Combining with PSYCHOTHERAPY!!!
What is the only anti-depressant that can show abuse symptoms?
BUPROPRION – has activity for NE as well as DA reuptake
Because of blocking the DA, it may interfere with reward pathways leading to abuse!!! (Like the article for SDL #5 said!)
Note: this is NOT an SSRI
Why does it take so long to see an effect?
There is a relatively QUICK onset, so why would it take long?
The axons of 5HT neurons that project to the forebrain have RECURRENT COLLATERAL PROJECTIONS that synapse with its own cell body
Serotonin 1a Receptors - INHIBITORY G PROTEIN RECEPTORS - fill the synapse
Just like all synapses, there are also reuptake pumps
If you BLOCK the pumps, there is excess 5HT and this is true at these inhibitory pumps too!!! OVER INHIBITS! REDUCES CELL FIRING!!!!!!
Even though the 5HT remains at the target synapses for longer periods, then neurons themselves ARE NOT FIRING AT HIGH RATES
Overall, the release of 5HT is lowered (ACUTELY)
This accounts for the initial DEEPENING of depression that is first observed when prescribing SSRI
So, how do we overcome this autoinhibition?

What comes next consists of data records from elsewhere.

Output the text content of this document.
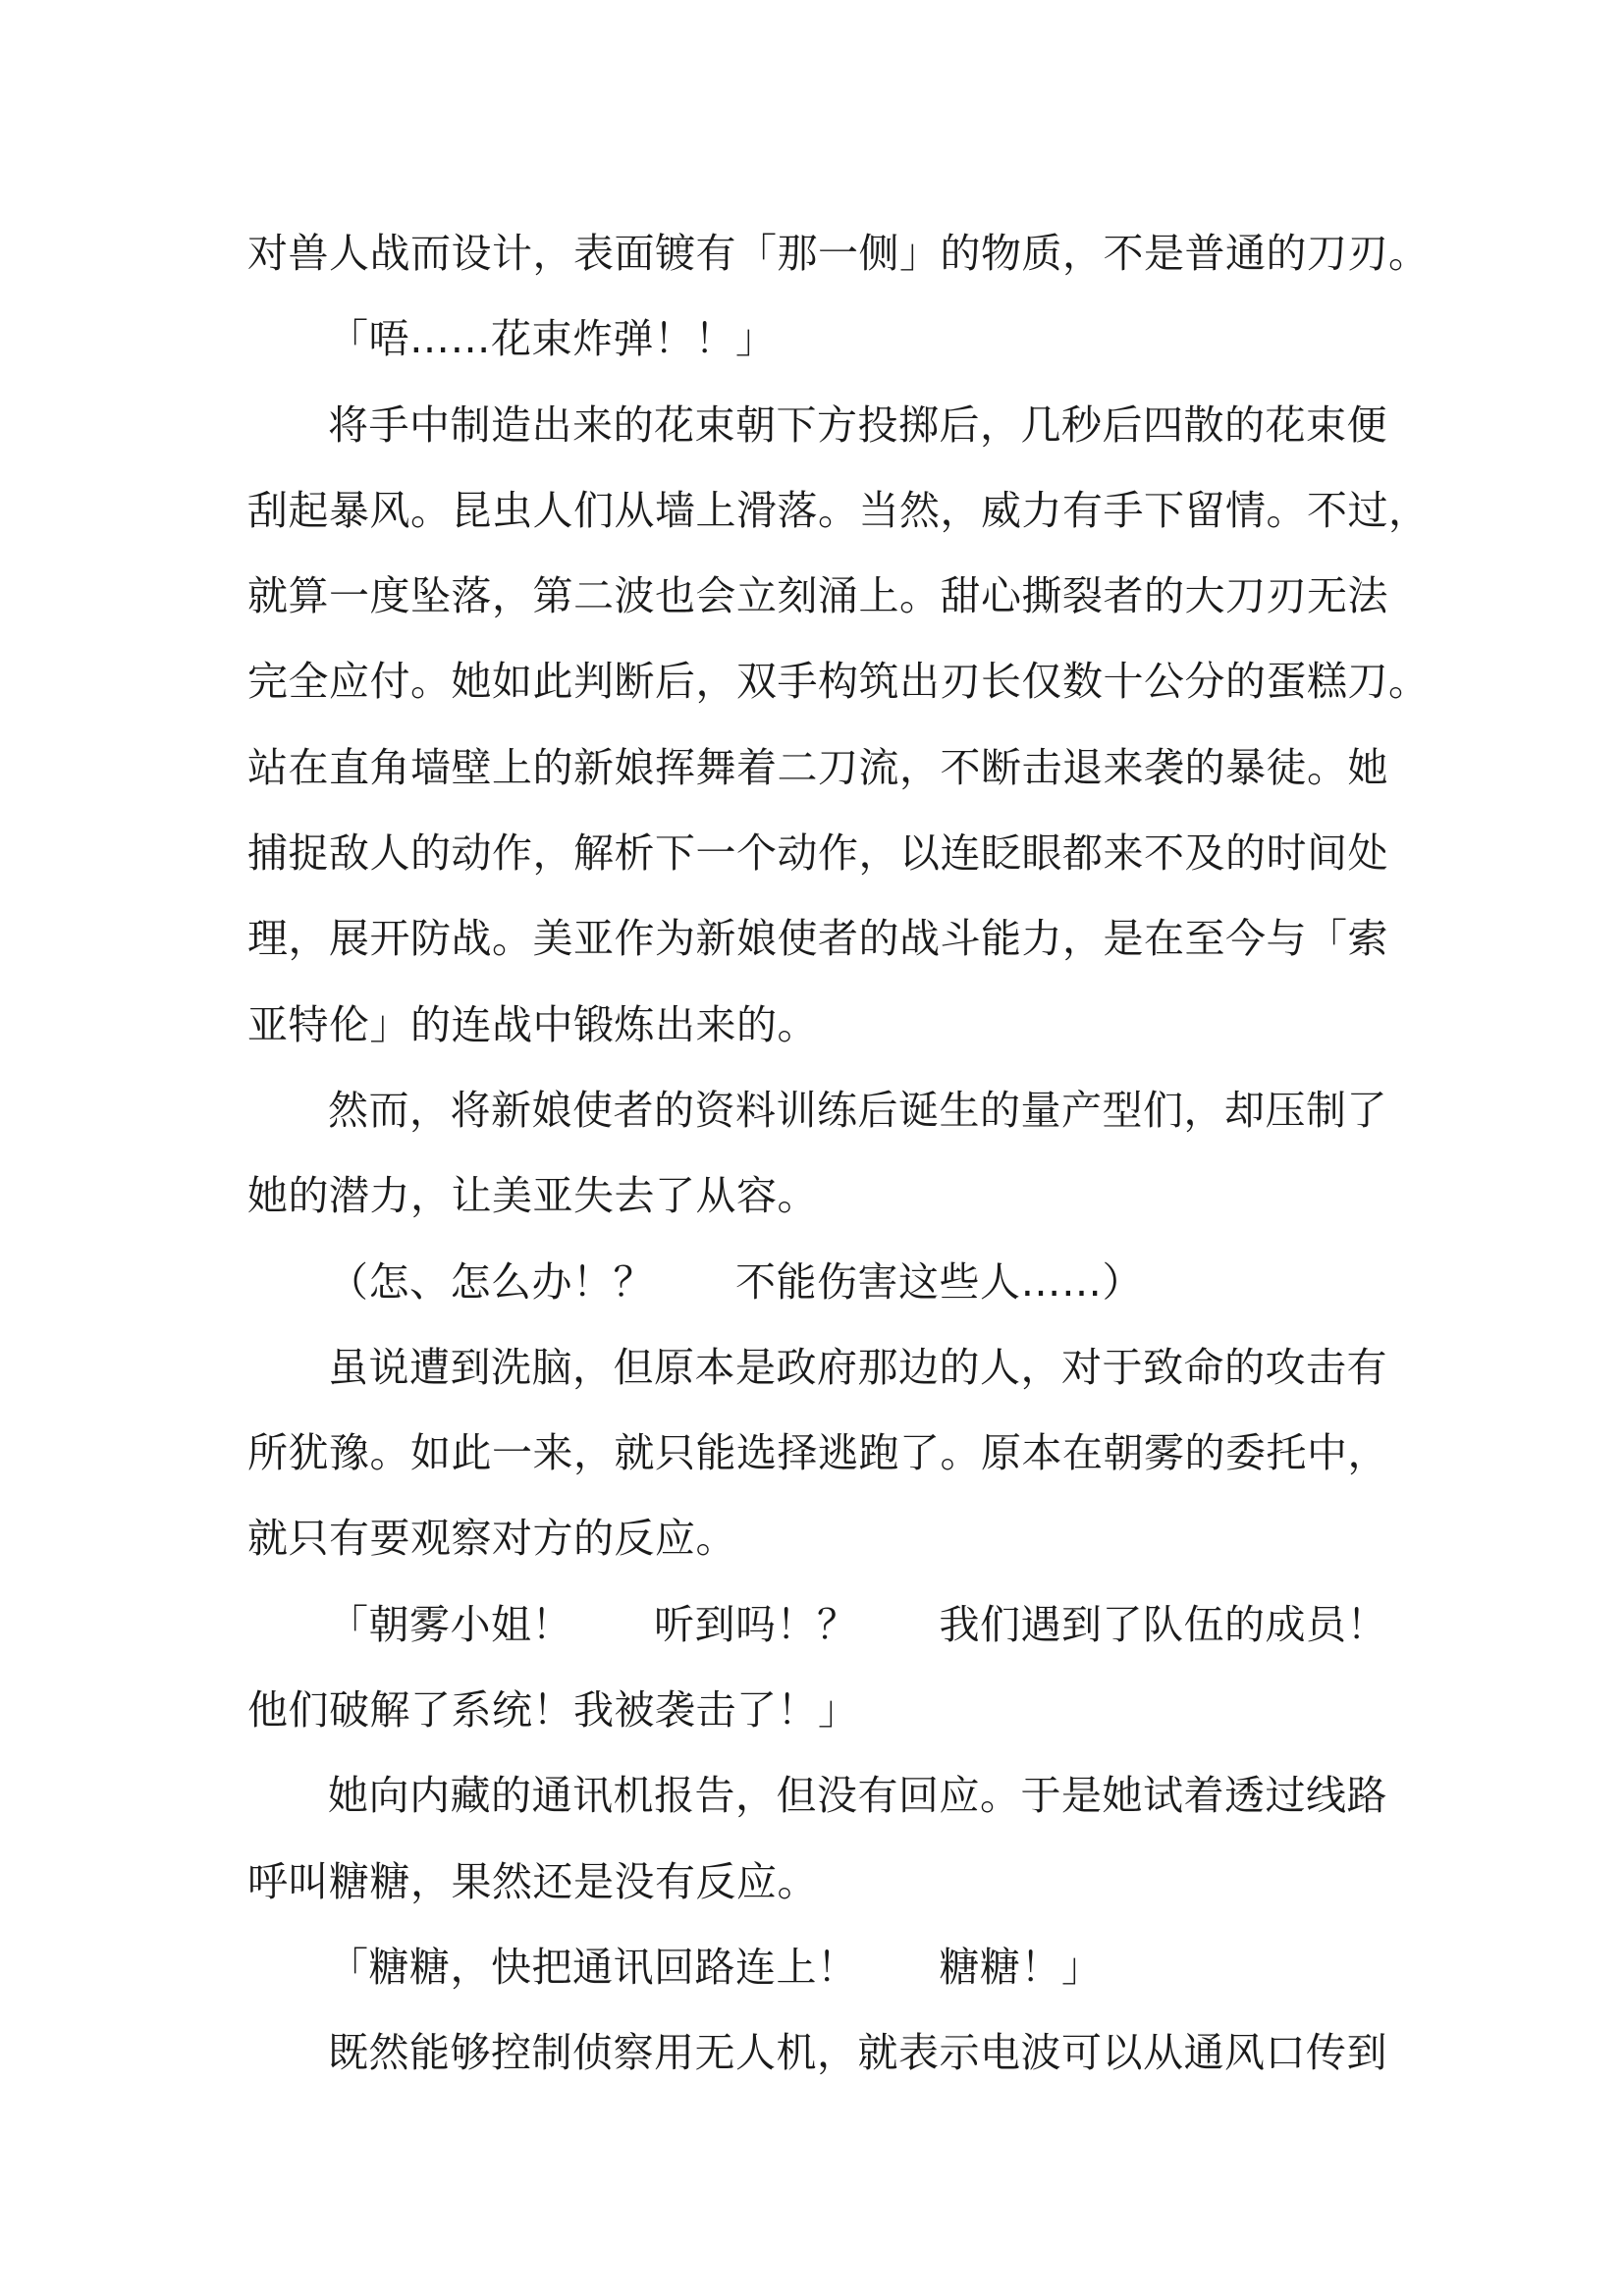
对兽人战而设计，表面镀有「那一侧」的物质，不是普通的刀刃。
「唔……花束炸弹！！」
将手中制造出来的花束朝下方投掷后，几秒后四散的花束便
刮起暴风。昆虫人们从墙上滑落。当然，威力有手下留情。不过，
就算一度坠落，第二波也会立刻涌上。甜心撕裂者的大刀刃无法
完全应付。她如此判断后，双手构筑出刃长仅数十公分的蛋糕刀。
站在直角墙壁上的新娘挥舞着二刀流，不断击退来袭的暴徒。她
捕捉敌人的动作，解析下一个动作，以连眨眼都来不及的时间处
理，展开防战。美亚作为新娘使者的战斗能力，是在至今与「索
亚特伦」的连战中锻炼出来的。
然而，将新娘使者的资料训练后诞生的量产型们，却压制了
她的潜力，让美亚失去了从容。
（怎、怎么办！？　　不能伤害这些人……）
虽说遭到洗脑，但原本是政府那边的人，对于致命的攻击有
所犹豫。如此一来，就只能选择逃跑了。原本在朝雾的委托中，
就只有要观察对方的反应。
「朝雾小姐！　　听到吗！？　　我们遇到了队伍的成员！
他们破解了系统！我被袭击了！」
她向内藏的通讯机报告，但没有回应。于是她试着透过线路
呼叫糖糖，果然还是没有反应。
「糖糖，快把通讯回路连上！　　糖糖！」
既然能够控制侦察用无人机，就表示电波可以从通风口传到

After long periods of stimulation, the 5HT 1a receptors DOWN REGULATE due to over stimulation!
This results in a RETURN TO NORMAL FIRING RATES OF THE NEURON
Meanwhile, the blockade of 5HT reuptake remains strong in the target synapse!
Thus, SEVERAL WEEKS AFTER STARTING SSRI THERAPY, 5HT levels at the target synapse will INCREASE (more firing of the formerly inhibited neurons!), resulting in the POSITIVE THERAPEUTIC EFFECTS
Adolescents and SSRI?
Adolescents are more at risk for suicide, so SSRI ARE NOT APPROVED FOR YOUNG PEOPLE DUE TO THAT INITIAL DEEPENING!!!!
What is the ONLY SSRI approved for children?
FLUOXETINE!
Is the delay between therapeutic effects limited to SSRI?
NO!
This happens with SNRI and TCAs too!
All anti-depressants therefore have ESSENTIALLY EQUAL EFFICACY AND DELAY IN CLINICAL EFFECT
Pharmacokinetics of SSRI
All have VERY LONG HALF LIVES and thus take several days/weeks to REACH STEADY STATE in the body
Stopping or switching these medications needs to be taken seriously and slowly, over the course of a few weeks!
FLUOXETINE
Has a half life of 4-6 DAYS!
LONGEST OF THE SSRI –> Since we allow 4 half lives for drug clearance, it means that it is about 4 WEEKS for FLUOXETINE – as a result, it takes a long time to reach steady state and thus a longer time to see therapeutic benefit!
What are other SSRI (names)
SERTRALINE (zoloft)
CITALOPRAM
FLUVOXAMIDE
Side effects of SSRI?
When taken alone, SSRI are NOT FATAL in overdose
But, as with ANY antidepressant, activity shifts before mood does –> this can be bad –> more active, still depressed –> MAY result in more suicide (again, only Fluoxetine for kids)
Acute Side Effects –> ANXIETY, SLEEP DISTURBANCE, AGITATION; some LOSS OF LIBIDO (> 30%); weight GAIN (but NOT AS MUCH because they DONT block histamine receptors which is commonly associated with gaining weight)
Taper when coming OFF the medication (for a month) due to concerns of WITHDRAWAL
There are NO CARDIAC SIDE EFFECTS (like TCAs!) – they don’t block Na, K or Ca ions in heart tissues, so NOT associated with arrhythmias
These drugs also do NOT block adrenergic or muscarinic receptors, so they don’t interrupt the normal autonomics
What is the most important thing to consider with SSRI and drug interactions?
SEROTONIN SYNDROME
Fever, sweating, HTN, anxiety, seizures, hyperreflexia and coma –> leading to DEATH
Drug Interactions
Again, can cause SEROTONIN SYNDROME if the drug increases the SSRI concentration
OTHER ANTIDEPRESSANTS (TCAs, SNRI) **MAO INHIBITORS** TRIPTANS DEXTROMETHORPHAN (OTC cough suppressant) MEPERIDINE/DEMEROL ST JOHN'S WORT (herbal)
Also, even MODERATE amounts of alcohol can lead to COMA
SSRI are all HIGHLY PROTEIN BOUND (90%), and therefore they COMPETE AVIDLY FOR BLOOD PROTEIN BINDING SITES which can lead to higher levels of other drugs!!!!!
SEROTONIN NOREPINEPHRINE REUPTAKE INHIBITORS
Inhibit reuptake of BOTH 5HT and NE so they resemble older TCAs, but DON’T prduce the same side effects (no heart effects!)
These drugs have NOT been shown to be any better than SSRI and carry the same precautions (with interactions, etc)
VENLAFAXINE
Inhibits 5HT > NE reuptake, but at therapeutic doses, BOTH ARE INHIBITED
DULOXETINE
Inhibits 5HT more potently than NE reuptake, but it’s metabolite DESVENLAFAXINE inhibits BOTH and is available for prescription!!!!